The Wallace interview was fairly mundane. The same assessment cannot be made regarding Romney's interview with Fox’s Bret Baier last November 29th. Baier honed on in several topics that made Romney uncomfortable, including the resemblance between Romney’s Massachusetts healthcare program and Obamacare, his record of flip-flopping, and the fact that New Hampshire’s largest newspaper, the Manchester Union Leader, endorsed Newt Gingrich for president while suggesting that Romney lacked conviction.
Fair questions? Perhaps. But Baier crossed the line in a subsequent appearance on Fox's "O'Reilly Factor" when he revealed the contents of a private, post-interview conversation with Romney. Baier alleged that Romney complained that his questioning had been “overly aggressive” and “uncalled for.” “He was irritated by the interview after we were done,” Baier told O'Reilly. O'Reilly pressed the issue. “How do you know he was irritated? Did he slap you? Or what did he do?” he asked. "Well, he just made it clear at the end of the interview … He said he thought it was overly aggressive,“ said Baier.

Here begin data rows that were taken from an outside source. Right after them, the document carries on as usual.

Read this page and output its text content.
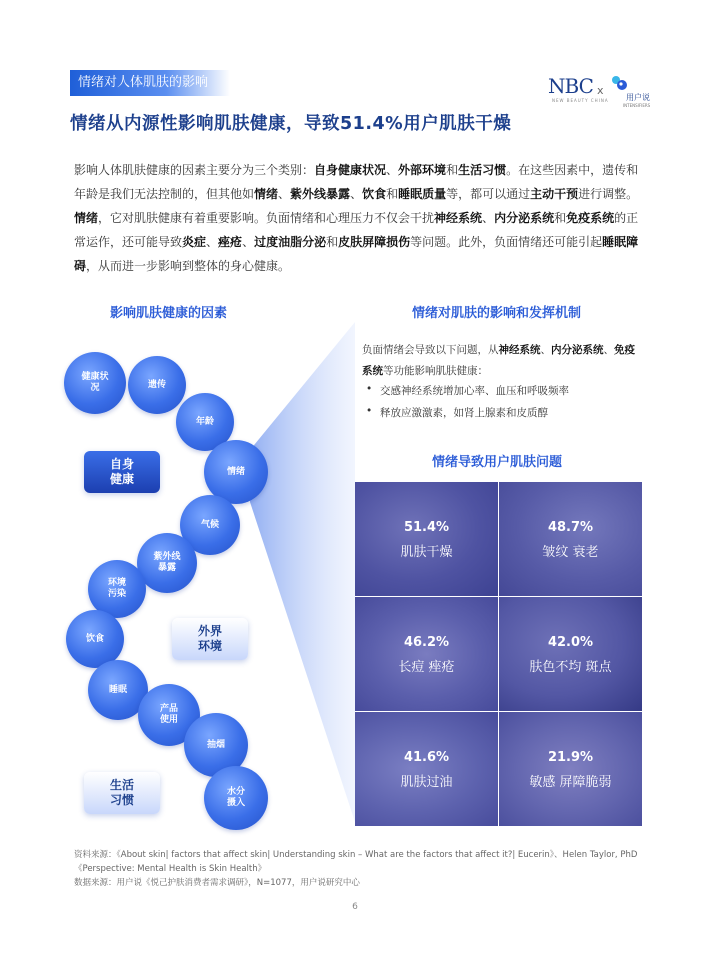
情绪对人体肌肤的影响	NBC
NEW BEAUTY CHINA
x
用户说
INTENSIFIERS
情绪从内源性影响肌肤健康，导致51.4%用户肌肤干燥
影响人体肌肤健康的因素主要分为三个类别：自身健康状况、外部环境和生活习惯。在这些因素中，遗传和年龄是我们无法控制的，但其他如情绪、紫外线暴露、饮食和睡眠质量等，都可以通过主动干预进行调整。情绪，它对肌肤健康有着重要影响。负面情绪和心理压力不仅会干扰神经系统、内分泌系统和免疫系统的正常运作，还可能导致炎症、痤疮、过度油脂分泌和皮肤屏障损伤等问题。此外，负面情绪还可能引起睡眠障碍，从而进一步影响到整体的身心健康。
影响肌肤健康的因素
健康状况	遗传
年龄
情绪
气候
紫外线暴露
环境污染
饮食
睡眠
产品使用
抽烟
水分摄入
自身健康
外界环境
生活习惯
情绪对肌肤的影响和发挥机制
负面情绪会导致以下问题，从神经系统、内分泌系统、免疫系统等功能影响肌肤健康：
• 交感神经系统增加心率、血压和呼吸频率
• 释放应激激素，如肾上腺素和皮质醇
情绪导致用户肌肤问题
51.4%
肌肤干燥
48.7%
皱纹 衰老
46.2%
长痘 痤疮
42.0%
肤色不均 斑点
41.6%
肌肤过油
21.9%
敏感 屏障脆弱
资料来源：《About skin| factors that affect skin| Understanding skin – What are the factors that affect it?| Eucerin》、Helen Taylor, PhD 《Perspective: Mental Health is Skin Health》
数据来源：用户说《悦己护肤消费者需求调研》，N=1077，用户说研究中心
6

Adding to the anti-Romney intrigue at Fox was an incident best described as bizarre. In a video clip showing a picture of six out of the seven Republican candidates heading into the Iowa caucus, the photo appearing above Mitt Romney’s name was none other than president Barack Obama. Later in the broadcast, host Megyn Kelly apologized for the error. "We put a graphic on the air, that as it turns out, was incorrect,” Kelly explained. She further noted that Obama and Romney are “not the same man, not philosophically, not ideologically, not in any other way, so we apologize for that error.”

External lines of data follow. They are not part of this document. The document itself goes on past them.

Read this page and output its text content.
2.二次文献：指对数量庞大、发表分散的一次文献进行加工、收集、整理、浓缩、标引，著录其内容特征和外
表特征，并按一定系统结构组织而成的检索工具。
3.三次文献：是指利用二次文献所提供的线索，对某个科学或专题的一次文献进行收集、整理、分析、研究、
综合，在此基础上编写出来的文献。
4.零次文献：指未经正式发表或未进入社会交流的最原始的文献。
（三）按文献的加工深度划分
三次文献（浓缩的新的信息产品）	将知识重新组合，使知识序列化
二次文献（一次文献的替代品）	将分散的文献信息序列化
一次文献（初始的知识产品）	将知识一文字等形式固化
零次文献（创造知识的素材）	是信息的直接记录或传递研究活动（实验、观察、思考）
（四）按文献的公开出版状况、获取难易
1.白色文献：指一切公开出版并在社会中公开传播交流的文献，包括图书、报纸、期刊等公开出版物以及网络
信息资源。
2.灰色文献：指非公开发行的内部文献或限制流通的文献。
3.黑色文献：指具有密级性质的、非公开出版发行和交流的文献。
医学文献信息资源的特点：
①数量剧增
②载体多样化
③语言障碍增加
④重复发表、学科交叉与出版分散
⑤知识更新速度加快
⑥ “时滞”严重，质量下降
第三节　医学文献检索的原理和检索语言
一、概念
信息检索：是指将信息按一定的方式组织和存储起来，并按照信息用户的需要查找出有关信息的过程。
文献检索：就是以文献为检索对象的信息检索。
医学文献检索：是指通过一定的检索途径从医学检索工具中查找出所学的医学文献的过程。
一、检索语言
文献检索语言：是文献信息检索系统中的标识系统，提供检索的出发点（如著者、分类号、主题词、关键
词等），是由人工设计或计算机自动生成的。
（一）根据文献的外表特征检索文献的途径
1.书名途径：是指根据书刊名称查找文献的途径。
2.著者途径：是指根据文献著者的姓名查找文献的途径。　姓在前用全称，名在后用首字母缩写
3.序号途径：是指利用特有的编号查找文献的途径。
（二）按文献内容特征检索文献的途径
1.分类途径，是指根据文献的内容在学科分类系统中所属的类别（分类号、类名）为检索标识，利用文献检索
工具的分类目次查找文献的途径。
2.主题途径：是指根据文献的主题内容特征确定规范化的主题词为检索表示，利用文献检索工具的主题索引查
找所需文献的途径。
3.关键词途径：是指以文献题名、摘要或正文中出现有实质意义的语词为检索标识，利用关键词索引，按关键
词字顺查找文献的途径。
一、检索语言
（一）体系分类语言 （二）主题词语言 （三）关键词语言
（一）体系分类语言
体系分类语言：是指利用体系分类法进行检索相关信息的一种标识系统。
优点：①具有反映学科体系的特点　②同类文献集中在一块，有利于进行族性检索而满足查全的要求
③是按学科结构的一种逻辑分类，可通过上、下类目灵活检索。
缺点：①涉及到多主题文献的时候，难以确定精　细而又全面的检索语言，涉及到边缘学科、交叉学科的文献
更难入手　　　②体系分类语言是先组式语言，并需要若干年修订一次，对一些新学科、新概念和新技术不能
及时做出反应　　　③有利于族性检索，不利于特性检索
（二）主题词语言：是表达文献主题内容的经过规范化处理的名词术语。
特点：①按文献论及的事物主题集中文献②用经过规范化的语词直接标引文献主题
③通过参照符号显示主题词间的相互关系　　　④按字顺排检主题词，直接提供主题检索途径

So why would Fox News be on the anti-Romney bandwagon? A number of theories are possible, but going right to the top of this list is the reality that, despite the endlessly-promoted leftist claims that Fox is a shill for the Republican party, the CMPA study reveals that this is hardly the case. Fox’s 63 percent negative bias vs. their 37 positive bias with regard to Romney is certainly less damning than the 78 percent negative vs. 22 percent positive bias demonstrated by ABC, NBC and CBS. But Romney was the only Republican presidential candidate to get a majority negative bias from all of the networks. In other words, when it comes to keeping a newscast free of opinion, Fox is merely less irresponsible than the other three news networks. Perhaps a rabid ideologue might consider the terms “less irresponsible” and “prejudicial” interchangeable. Reasonable people? Not so much.
Why is Romney getting more negative coverage than any other Republican? The simplest explanation was offered by CMPA director and George Mason University professor Robert Lichter. "The media love a horse race and hate a frontrunner,“ he contends. That would be all of the media – Fox News included.